Foi há dez anos que um jogador não chamado Cristiano Ronaldo ou Lionel Messi venceu pela última vez a Bola de Ouro (na versão só da France Football ou associada à FIFA). Estávamos em 2007 e Kaká tinha acabado de guiar o AC Milan à vitória na Liga dos Campeões. Abaixo dele ficaram nesse ano Ronaldo e Messi. Depois disso, um deles venceu o troféu e apenas em 2010 o outro não ficou no segundo lugar (quando Messi venceu o troféu e Xavi e Iniesta, acabados de levar a Espanha ao título mundial, ficaram no pódio).

 

Este domínio é completamente sem precedentes e será difícil que se repita. Sem precedentes porque raramente dois jogadores estiveram tão acima dos seus contemporâneos e mrcaram o jogo de forma tão brutal. Também porque nos períodos em que houve situações semelhantes (nos anos 50 com Puskas e Di Stefano, nos anos 70 com Cruijff e Beckenbauer, por exemplo), ne o domínio era tão intenso nem havia uma exposição mediática tão extensa e tão focada nos momentos de brilhantismo destes jogadores. Efectivamente, tão importante como os seus talentos e desejo de vencer é o apouio mediático que os jogadores recebem dos seus clubes e do seu staff, cientes que estão da mina de ouro que possuem.

 

 

Mesmo assim, a superioridade destes dois jogadores é inegável. Os seus números não são só fantásticos (no sentido de pertencerem ao domínio da fantasia) como são mesmo irreais. Nunca ninguém atingiu valores semelhantes em golos (sem falar nas outras contribuições) a este nível deste lado de um ecrã de computador. Os seus clubes, Real Madrid e Barcelona, têm vindo a dominar essencialmente devido às suas contribuições.

 

Este domínio não existe apenas pelos golos que marcam, assistências que oferecem ou demais contribuições activas no campo. A sua presença condiciona os adversários, que desenham tácticas para parar as duas estrelas.
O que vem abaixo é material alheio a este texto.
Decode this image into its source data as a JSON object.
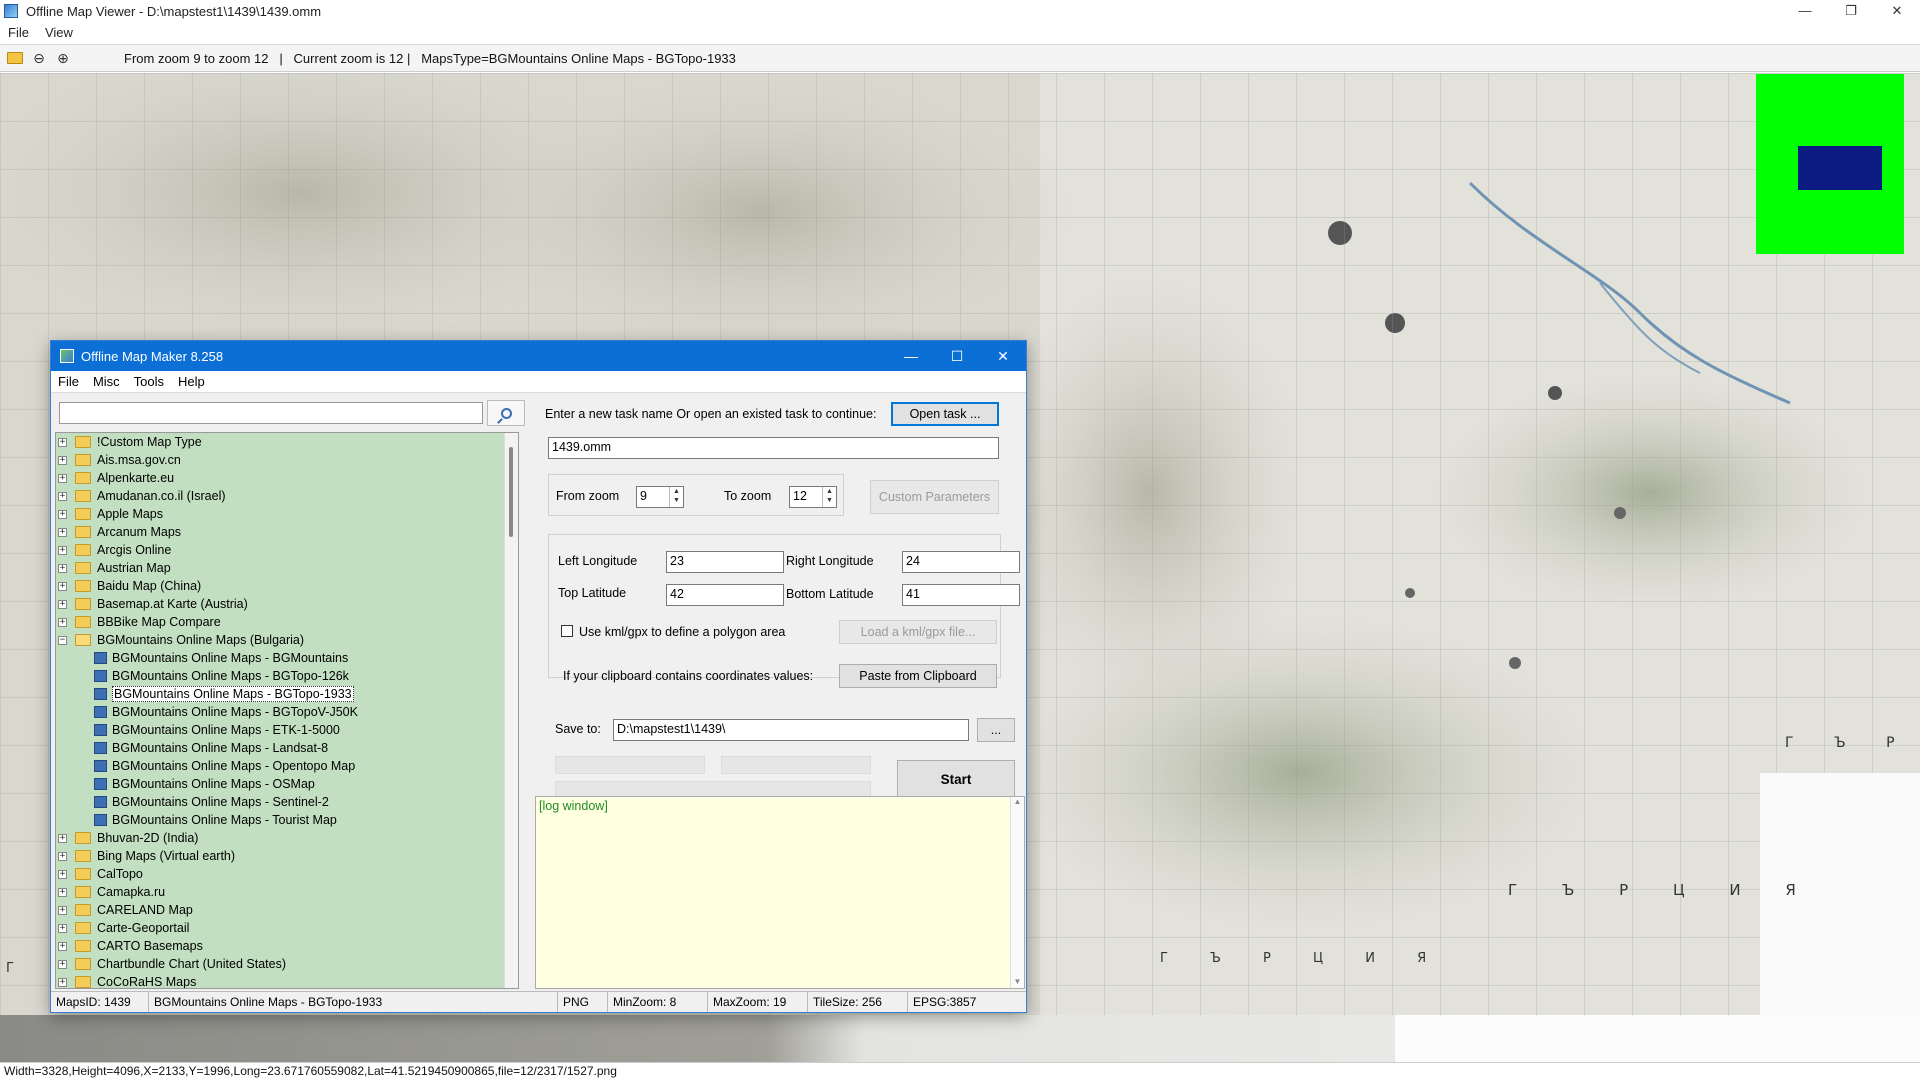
{
  "viewer": {
    "title": "Offline Map Viewer - D:\\mapstest1\\1439\\1439.omm",
    "controls": {
      "minimize": "—",
      "maximize": "❐",
      "close": "✕"
    },
    "menu": [
      "File",
      "View"
    ],
    "toolbar_status": "From zoom 9 to zoom 12   |   Current zoom is 12 |   MapsType=BGMountains Online Maps - BGTopo-1933",
    "status_bar": "Width=3328,Height=4096,X=2133,Y=1996,Long=23.671760559082,Lat=41.5219450900865,file=12/2317/1527.png",
    "map_labels": {
      "label_1": "Г Ъ Р Ц",
      "label_2": "Г Ъ Р Ц И Я",
      "label_3": "Г Ъ Р Ц И Я",
      "label_4": "Г Ъ"
    }
  },
  "maker": {
    "title": "Offline Map Maker 8.258",
    "controls": {
      "minimize": "—",
      "maximize": "☐",
      "close": "✕"
    },
    "menu": [
      "File",
      "Misc",
      "Tools",
      "Help"
    ],
    "search": {
      "value": "",
      "placeholder": ""
    },
    "tree": [
      {
        "label": "!Custom Map Type",
        "expanded": false
      },
      {
        "label": "Ais.msa.gov.cn",
        "expanded": false
      },
      {
        "label": "Alpenkarte.eu",
        "expanded": false
      },
      {
        "label": "Amudanan.co.il (Israel)",
        "expanded": false
      },
      {
        "label": "Apple Maps",
        "expanded": false
      },
      {
        "label": "Arcanum Maps",
        "expanded": false
      },
      {
        "label": "Arcgis Online",
        "expanded": false
      },
      {
        "label": "Austrian Map",
        "expanded": false
      },
      {
        "label": "Baidu Map (China)",
        "expanded": false
      },
      {
        "label": "Basemap.at Karte (Austria)",
        "expanded": false
      },
      {
        "label": "BBBike Map Compare",
        "expanded": false
      },
      {
        "label": "BGMountains Online Maps (Bulgaria)",
        "expanded": true,
        "children": [
          "BGMountains Online Maps - BGMountains",
          "BGMountains Online Maps - BGTopo-126k",
          "BGMountains Online Maps - BGTopo-1933",
          "BGMountains Online Maps - BGTopoV-J50K",
          "BGMountains Online Maps - ETK-1-5000",
          "BGMountains Online Maps - Landsat-8",
          "BGMountains Online Maps - Opentopo Map",
          "BGMountains Online Maps - OSMap",
          "BGMountains Online Maps - Sentinel-2",
          "BGMountains Online Maps - Tourist Map"
        ]
      },
      {
        "label": "Bhuvan-2D (India)",
        "expanded": false
      },
      {
        "label": "Bing Maps (Virtual earth)",
        "expanded": false
      },
      {
        "label": "CalTopo",
        "expanded": false
      },
      {
        "label": "Camapka.ru",
        "expanded": false
      },
      {
        "label": "CARELAND Map",
        "expanded": false
      },
      {
        "label": "Carte-Geoportail",
        "expanded": false
      },
      {
        "label": "CARTO Basemaps",
        "expanded": false
      },
      {
        "label": "Chartbundle Chart (United States)",
        "expanded": false
      },
      {
        "label": "CoCoRaHS Maps",
        "expanded": false
      }
    ],
    "selected_child": "BGMountains Online Maps - BGTopo-1933",
    "task_prompt": "Enter a new task name Or open an existed task to continue:",
    "open_task_label": "Open task ...",
    "task_name": "1439.omm",
    "from_zoom_label": "From zoom",
    "from_zoom": "9",
    "to_zoom_label": "To zoom",
    "to_zoom": "12",
    "custom_params_label": "Custom Parameters",
    "left_longitude_label": "Left Longitude",
    "left_longitude": "23",
    "right_longitude_label": "Right Longitude",
    "right_longitude": "24",
    "top_latitude_label": "Top Latitude",
    "top_latitude": "42",
    "bottom_latitude_label": "Bottom Latitude",
    "bottom_latitude": "41",
    "kml_checkbox_label": "Use kml/gpx to define a polygon area",
    "kml_checked": false,
    "load_kml_label": "Load a kml/gpx file...",
    "clipboard_prompt": "If your clipboard contains coordinates values:",
    "paste_label": "Paste from Clipboard",
    "save_to_label": "Save to:",
    "save_to": "D:\\mapstest1\\1439\\",
    "browse_label": "...",
    "start_label": "Start",
    "log_text": "[log window]",
    "status": {
      "maps_id": "MapsID: 1439",
      "map_name": "BGMountains Online Maps - BGTopo-1933",
      "format": "PNG",
      "min_zoom": "MinZoom: 8",
      "max_zoom": "MaxZoom: 19",
      "tile_size": "TileSize: 256",
      "epsg": "EPSG:3857"
    }
  },
  "colors": {
    "maker_title_bg": "#0b6fd6",
    "tree_bg": "#c3dfc1",
    "log_bg": "#ffffe1",
    "overview_bg": "#00ff00",
    "overview_viewport": "#0b1a80"
  }
}
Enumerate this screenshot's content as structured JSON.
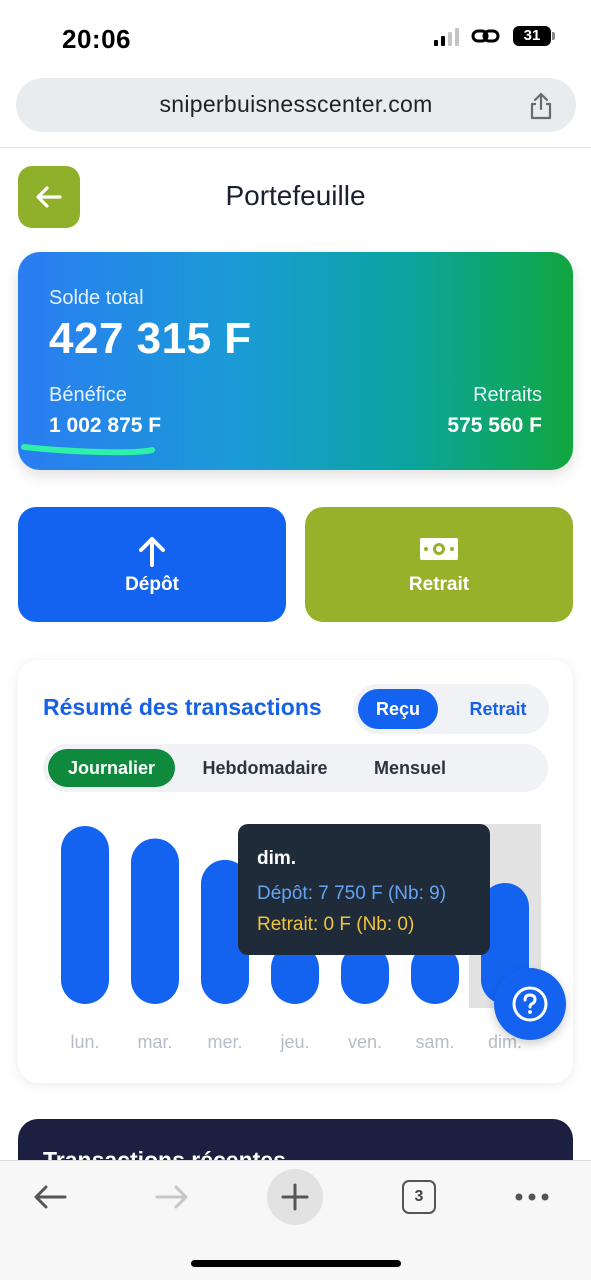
{
  "status_bar": {
    "time": "20:06",
    "battery": "31"
  },
  "browser": {
    "url": "sniperbuisnesscenter.com",
    "tab_count": "3"
  },
  "header": {
    "title": "Portefeuille"
  },
  "balance": {
    "total_label": "Solde total",
    "total_value": "427 315 F",
    "benefice_label": "Bénéfice",
    "benefice_value": "1 002 875 F",
    "retraits_label": "Retraits",
    "retraits_value": "575 560 F"
  },
  "actions": {
    "depot_label": "Dépôt",
    "retrait_label": "Retrait"
  },
  "summary": {
    "title": "Résumé des transactions",
    "toggle": {
      "recu": "Reçu",
      "retrait": "Retrait",
      "selected": "Reçu"
    },
    "periods": [
      "Journalier",
      "Hebdomadaire",
      "Mensuel"
    ],
    "selected_period": "Journalier"
  },
  "chart_data": {
    "type": "bar",
    "categories": [
      "lun.",
      "mar.",
      "mer.",
      "jeu.",
      "ven.",
      "sam.",
      "dim."
    ],
    "values": [
      1.0,
      0.93,
      0.81,
      null,
      null,
      null,
      0.68
    ],
    "highlighted": "dim."
  },
  "tooltip": {
    "title": "dim.",
    "depot": "Dépôt: 7 750 F (Nb: 9)",
    "retrait": "Retrait: 0 F (Nb: 0)"
  },
  "recent": {
    "title": "Transactions récentes"
  },
  "colors": {
    "primary": "#1463f0",
    "olive": "#97b22a",
    "green": "#0f8a3d",
    "tooltip_bg": "#1f2b38",
    "tooltip_depot": "#63a4f5",
    "tooltip_retrait": "#f2c43d"
  }
}
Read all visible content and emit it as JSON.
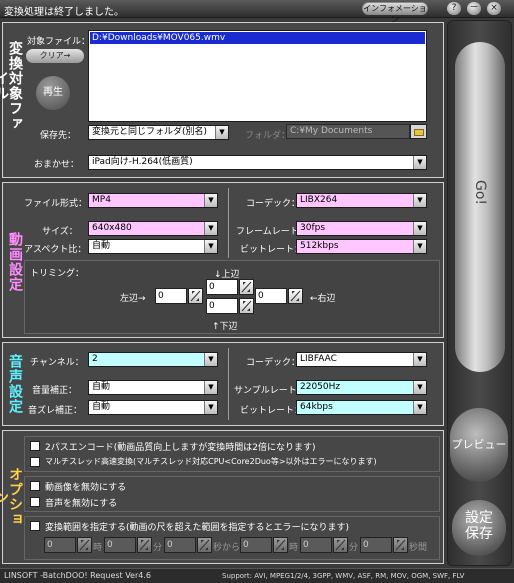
{
  "window": {
    "title": "変換処理は終了しました。",
    "info_button": "インフォメーション",
    "help_button": "?",
    "minimize_button": "－",
    "close_button": "×"
  },
  "source_section": {
    "title": "変換対象ファイル",
    "target_file_label": "対象ファイル：",
    "clear_button": "クリア→",
    "play_button": "再生",
    "files": [
      "D:¥Downloads¥MOV065.wmv"
    ],
    "save_to_label": "保存先：",
    "save_to_value": "変換元と同じフォルダ(別名)",
    "folder_label": "フォルダ：",
    "folder_value": "C:¥My Documents",
    "auto_label": "おまかせ：",
    "auto_value": "iPad向け-H.264(低画質)"
  },
  "video_section": {
    "title": "動画設定",
    "file_format_label": "ファイル形式：",
    "file_format_value": "MP4",
    "size_label": "サイズ：",
    "size_value": "640x480",
    "aspect_label": "アスペクト比：",
    "aspect_value": "自動",
    "codec_label": "コーデック：",
    "codec_value": "LIBX264",
    "framerate_label": "フレームレート：",
    "framerate_value": "30fps",
    "bitrate_label": "ビットレート：",
    "bitrate_value": "512kbps",
    "trimming_label": "トリミング：",
    "top_label": "↓上辺",
    "left_label": "左辺→",
    "right_label": "←右辺",
    "bottom_label": "↑下辺",
    "top_value": "0",
    "left_value": "0",
    "right_value": "0",
    "bottom_value": "0"
  },
  "audio_section": {
    "title": "音声設定",
    "channel_label": "チャンネル：",
    "channel_value": "2",
    "volume_label": "音量補正：",
    "volume_value": "自動",
    "delay_label": "音ズレ補正：",
    "delay_value": "自動",
    "codec_label": "コーデック：",
    "codec_value": "LIBFAAC",
    "samplerate_label": "サンプルレート：",
    "samplerate_value": "22050Hz",
    "bitrate_label": "ビットレート：",
    "bitrate_value": "64kbps"
  },
  "options_section": {
    "title": "オプション",
    "option1": "2パスエンコード(動画品質向上しますが変換時間は2倍になります)",
    "option2": "マルチスレッド高速変換(マルチスレッド対応CPU<Core2Duo等>以外はエラーになります)",
    "option3": "動画像を無効にする",
    "option4": "音声を無効にする",
    "option5": "変換範囲を指定する(動画の尺を超えた範囲を指定するとエラーになります)",
    "range_values": [
      "0",
      "0",
      "0",
      "0",
      "0",
      "0"
    ],
    "range_units": [
      "時",
      "分",
      "秒から",
      "時",
      "分",
      "秒間"
    ]
  },
  "side_buttons": {
    "go": "Go!",
    "preview": "プレビュー",
    "save_settings": "設定保存"
  },
  "status_bar": {
    "left": "LINSOFT -BatchDOO! Request Ver4.6",
    "right": "Support: AVI, MPEG1/2/4, 3GPP, WMV, ASF, RM, MOV, OGM, SWF, FLV"
  }
}
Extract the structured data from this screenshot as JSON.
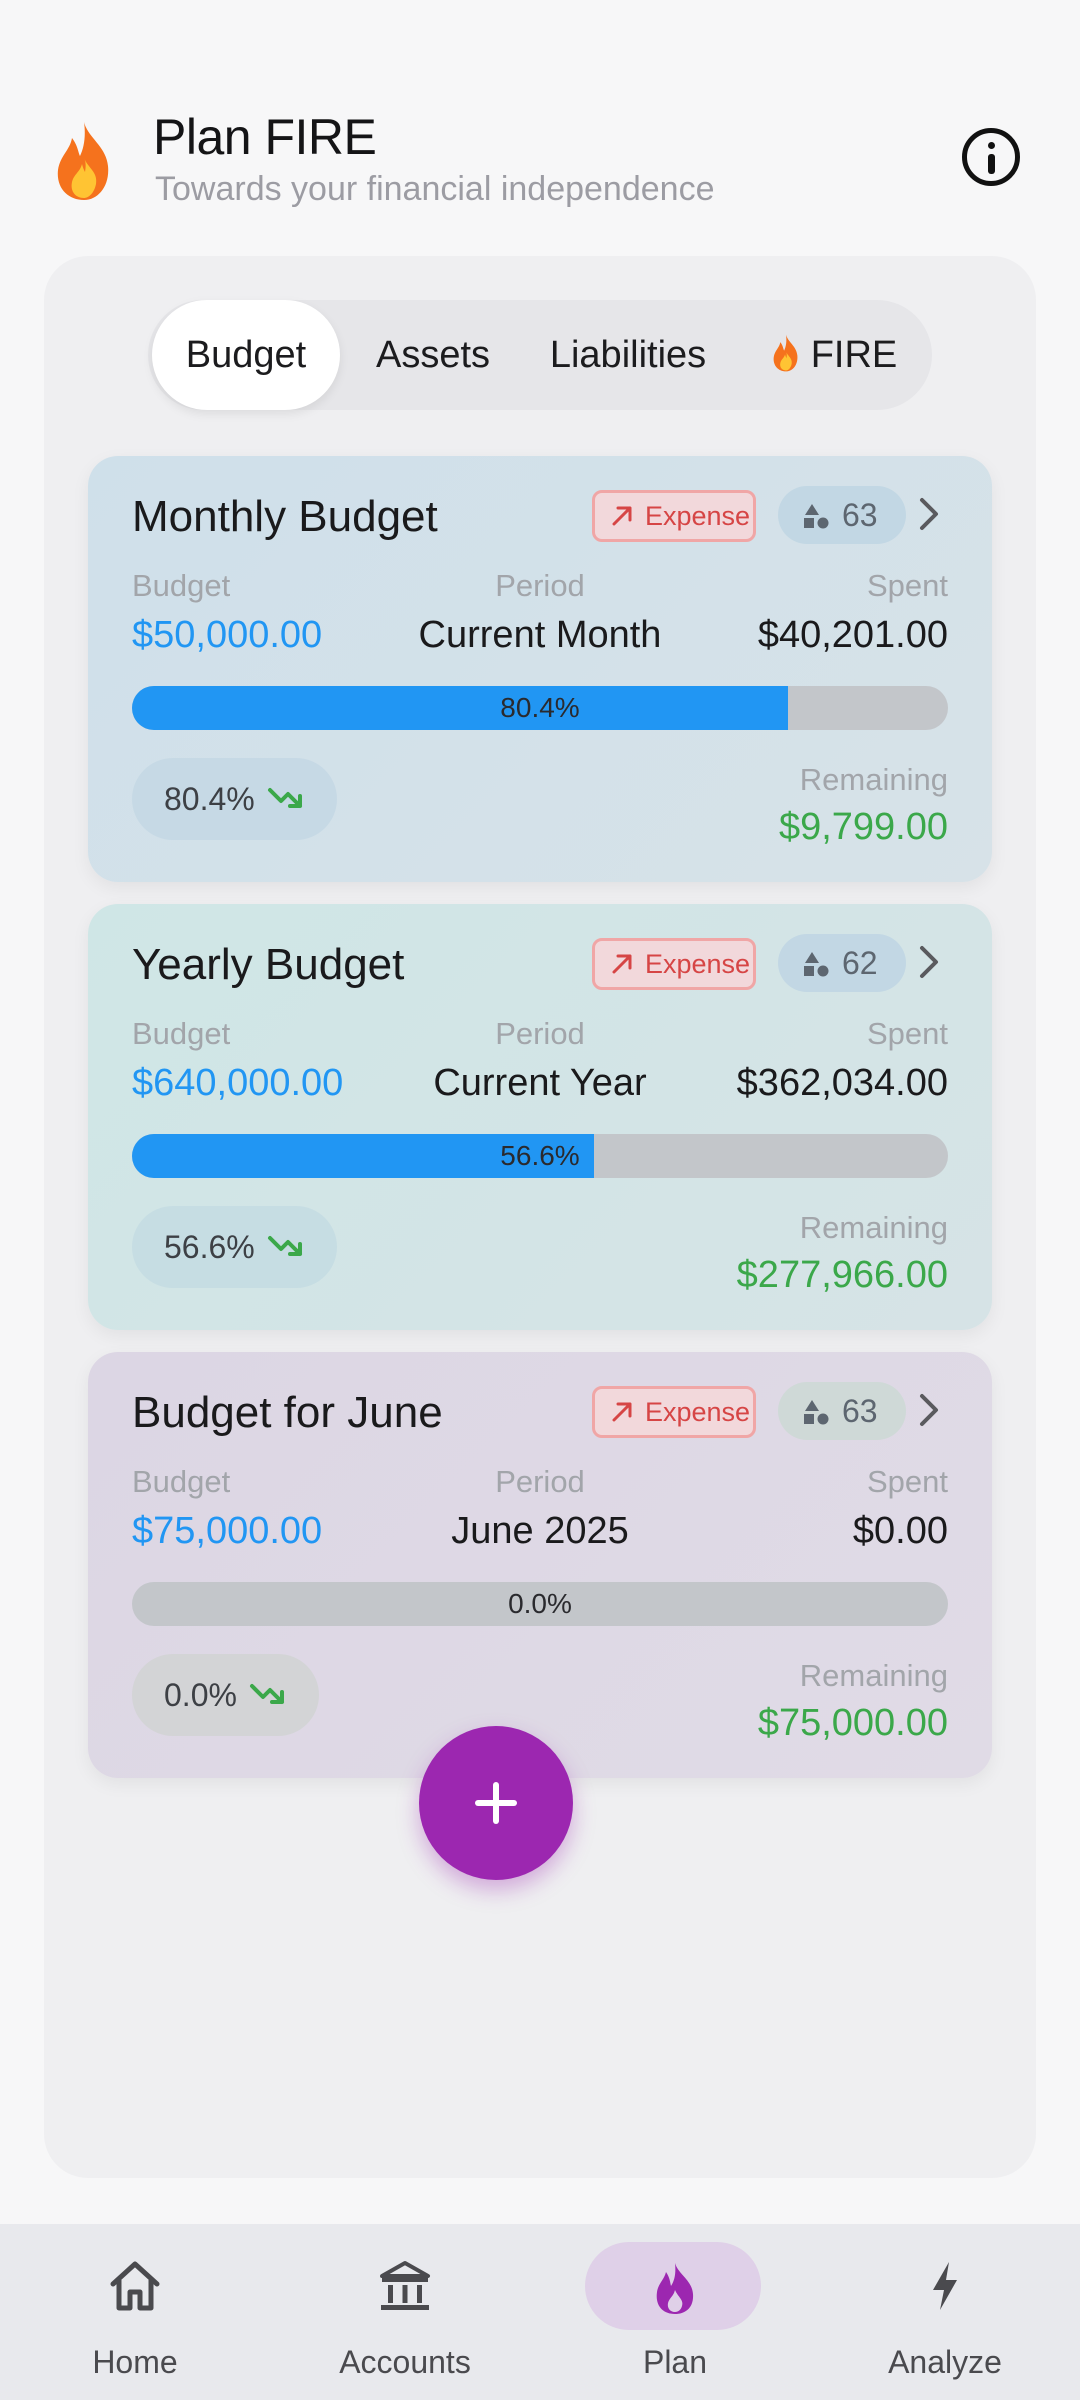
{
  "header": {
    "title": "Plan FIRE",
    "subtitle": "Towards your financial independence",
    "logo_icon": "flame-icon",
    "info_icon": "info-icon"
  },
  "tabs": [
    {
      "label": "Budget",
      "active": true
    },
    {
      "label": "Assets",
      "active": false
    },
    {
      "label": "Liabilities",
      "active": false
    },
    {
      "label": "FIRE",
      "active": false,
      "icon": "flame-icon"
    }
  ],
  "labels": {
    "budget": "Budget",
    "period": "Period",
    "spent": "Spent",
    "remaining": "Remaining"
  },
  "cards": [
    {
      "title": "Monthly Budget",
      "type_chip": "Expense",
      "count": "63",
      "budget": "$50,000.00",
      "period": "Current Month",
      "spent": "$40,201.00",
      "progress": 0.804,
      "progress_label": "80.4%",
      "percent": "80.4%",
      "remaining": "$9,799.00"
    },
    {
      "title": "Yearly Budget",
      "type_chip": "Expense",
      "count": "62",
      "budget": "$640,000.00",
      "period": "Current Year",
      "spent": "$362,034.00",
      "progress": 0.566,
      "progress_label": "56.6%",
      "percent": "56.6%",
      "remaining": "$277,966.00"
    },
    {
      "title": "Budget for June",
      "type_chip": "Expense",
      "count": "63",
      "budget": "$75,000.00",
      "period": "June 2025",
      "spent": "$0.00",
      "progress": 0.0,
      "progress_label": "0.0%",
      "percent": "0.0%",
      "remaining": "$75,000.00"
    }
  ],
  "fab": {
    "icon": "plus-icon"
  },
  "nav": [
    {
      "label": "Home",
      "icon": "home-icon"
    },
    {
      "label": "Accounts",
      "icon": "bank-icon"
    },
    {
      "label": "Plan",
      "icon": "flame-icon",
      "active": true
    },
    {
      "label": "Analyze",
      "icon": "lightning-icon"
    }
  ],
  "colors": {
    "accent": "#9c27b0",
    "progress": "#2196f3",
    "remaining": "#3ba84a",
    "expense": "#d64545"
  }
}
Quando o Barcelona, em 2013 (salvo erro) jogou contra o PSG, a entrada de Messi, obviamente lesionado, condicionou os franceses e ajudou os catalães a avançar para as meias-finais. No Euro2016, a simples presença de Ronaldo em campo deixou os croatas receosos no jogo dos oitavos de final contra Portugal e fê-los jogar uma partida de contenção, quando no jogo anterior tinham sido dominantes contra a Espanha. O mesmo sucedeu mas ao inverso na final contra a França, quando se tornou óbvio que Deschamps não tinha qualquer plano para um Portugal sem Ronaldo.

 

As suas presenças são então decisivas pelo que fazem e influentes simplesmente por existirem. Mas têm outra vantagem: atraem enormes quantidades de patrocínios. Isto é tão mais importante para os seus clubes por o seu domínio financeiro em Espanha estar a chegar ao fim. No passado, os clubes negociavam independentemente o dinheiro proveniente da televisão. Isto levava a que os dois colossos ficassem com cerca de metade das receitas só para si. O clube seguinte era o Atlético de Madrid que receberia cerca de um terço. Agora as negociações são colectivas, o que leva a uma distribuição de dinheiro mais proporcional e limita o domínio de Real Madrid e Barcelona. Isso torna-os dependentes de outras fontes de financiamento e é aqui que entram as suas mega-estrelas.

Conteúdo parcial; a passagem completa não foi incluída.